/ 3 May 2005

China looks south

China is dramatically expanding both economic and political involvement in Africa in a bid to secure energy supplies, access to basic commodities and new markets for its manufactured goods.

But it isn’t all business: African leaders looking for development models to replace the economic liberalism of the Washington Consensus are increasingly looking to China’s industrial revolution for inspiration.

It doesn’t hurt that China is an emerging superpower, a substantial counterweight to the perceived hegemony of the United States and its European allies, not least at the upper levels of multilateral institutions.

“We may have been a bit slow to react, but it is certainly the big thing we are all watching now,” one Western diplomat told the Mail & Guardian. It is certainly hard to ignore the figures. Trade between China and Africa grew 50% between 2002 and 2003 to $18,5-billion. It is expected to hit $30-billion next year.

Record prices for commodities such as oil, iron ore, aluminium, copper and bauxite, driven by breakneck industrial expansion in China, are a boon for cash-strapped governments, as is Beijing’s willingness to provide material assistance without the kind of political conditionality that accompanies loans from the International Monetary Fund or grants from Western donors.

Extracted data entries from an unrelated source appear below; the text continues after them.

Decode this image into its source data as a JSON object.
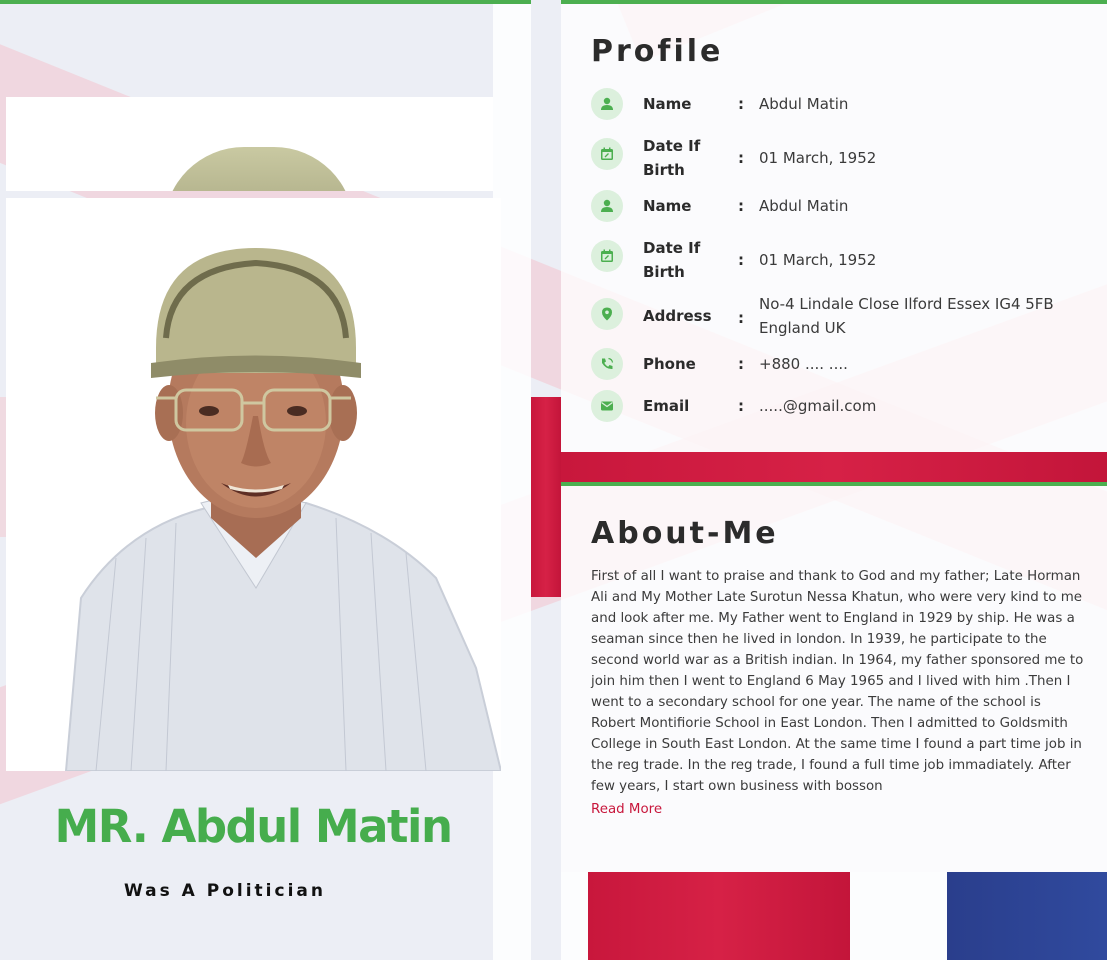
{
  "hero": {
    "name": "MR. Abdul Matin",
    "subtitle": "Was A Politician"
  },
  "profile": {
    "title": "Profile",
    "rows": [
      {
        "icon": "person-icon",
        "label": "Name",
        "value": "Abdul Matin"
      },
      {
        "icon": "calendar-icon",
        "label": "Date If Birth",
        "value": "01 March, 1952"
      },
      {
        "icon": "person-icon",
        "label": "Name",
        "value": "Abdul Matin"
      },
      {
        "icon": "calendar-icon",
        "label": "Date If Birth",
        "value": "01 March, 1952"
      },
      {
        "icon": "location-pin-icon",
        "label": "Address",
        "value": "No-4 Lindale Close Ilford Essex IG4 5FB England UK"
      },
      {
        "icon": "phone-icon",
        "label": "Phone",
        "value": "+880 .... ...."
      },
      {
        "icon": "envelope-icon",
        "label": "Email",
        "value": ".....@gmail.com"
      }
    ],
    "separator": ":"
  },
  "about": {
    "title": "About-Me",
    "text": "First of all I want to praise and thank to God and my father; Late Horman Ali and My Mother Late Surotun Nessa Khatun, who were very kind to me and look after me. My Father went to England in 1929 by ship. He was a seaman since then he lived in london. In 1939, he participate to the second world war as a British indian. In 1964, my father sponsored me to join him then I went to England 6 May 1965 and I lived with him .Then I went to a secondary school for one year. The name of the school is Robert Montifiorie School in East London. Then I admitted to Goldsmith College in South East London. At the same time I found a part time job in the reg trade. In the reg trade, I found a full time job immadiately. After few years, I start own business with bosson",
    "read_more": "Read More"
  },
  "colors": {
    "accent_green": "#46ad4d",
    "flag_red": "#c8173c",
    "flag_blue": "#2a3e8c",
    "icon_bg": "#dcf0dd"
  }
}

The South African government is pushing for expanded ties with China, including negotiations toward a free trade agreement, which Minister of Trade and Industry Mandisi Mphalwa says will begin later this year. And this week the political shift eastward was on display at the Afro-Asian Summit in Bandung, Indonesia, where Minister of Foreign Affairs Nkosazana Dlamini-Zuma said discussions with Asian countries were more comfortable than partnerships with the north.

Greg Mills, the director of the Brenthurst Initiative — a think-tank on African economic development backed by the Oppenheimer family — reckons the Chinese boom and the attendant risks will require economies that can rapidly respond to change.

“Only the most flexible economies will reap the greatest benefits from the significant industrial restructuring now under way. For example, those countries in the East Asian region that are currently restructuring their economies to meet this challenge … will stand to gain most. The same argument will apply to South Africa.”

South African officials concede there is considerable unease over the impact of Chinese imports on the manufacturing sector, which they view as central to job-creation efforts, but for now those worries appear to be trumped by the perceived opportunities, and the strategic imperative of building south-south economic cooperation.

Despite the growing warmth of relations, in the contest for resources China is a relative latecomer, with the consequence that is has had to turn to some of the more politically marginal parts of the continent to secure a foothold. That, some Western diplomats warn, may undermine African Union and New Partnership for Africa’s Development commitments to link economic assistance to democratic reforms and improved governance. They point to Sudan, Zimbabwe and Angola as particularly worrying examples.

In Sudan, state-owned Chinese firms are outbidding all comers for oil prospecting and drilling rights. Ten percent of all Chinese oil imports now come from Sudan, where China National Petroleum Corporation is the largest foreign investor.

“They have very long timelines, and are prepared to make bids that, frankly, aren’t commercial,” one observer, who has experience in Khartoum, says.

In return for its access, China has threatened to use its veto in the United Nations Security Council if the world body takes a tough line on the atrocities committed by government-backed militias in Darfur. It is also a supplier of weapons to the government.

Similarly in Angola, where the economic benefits of a booming offshore oil sector have largely failed to filter through to the poor, and where the MPLA government is accused by numerous watchdog organisations of massive corruption, the Chinese have recently granted a US$2-billion line of credit. A loan on that scale would certainly have come with conditions on fiscal reform if it had been made by a multilateral institution.

The quest for energy security, Mills points out, is an inevitable feature of the world after September 11 2001, but the experience of countries that have been at the heart of efforts by the US to diversify its oil supply away from the Middle East, is hardly encouraging for citizens in China’s new client states. Living standards in Nigeria have fallen since its emergence as a major producer, and in Equatorial Guinea oil revenues fund a brutal dictatorship.

Mills sketches two scenarios in a forthcoming paper. In the “bad” scenario the US and China compete for African resources with scant regard for governance standards, which actually worsen as oil money is pumped into military spending, with the tacit or overt support of jittery global powers.

In the “better” alternative, investors in both countries appreciate that genuine security of supply will come from improved governance, transparency and development, while African countries make it clear that they prefer to deal with companies that support those aims.

In a sense this is a contest between President Thabo Mbeki’s vision of a reinvigorated Africa, confidently taking its place in a multi-polar world, and a renewed scramble for the continent’s resources that leaves scorched earth behind it. Despite the warmth on display in Bandung, it isn’t at all clear that the Chinese have traded real politik for the “African renaissance”.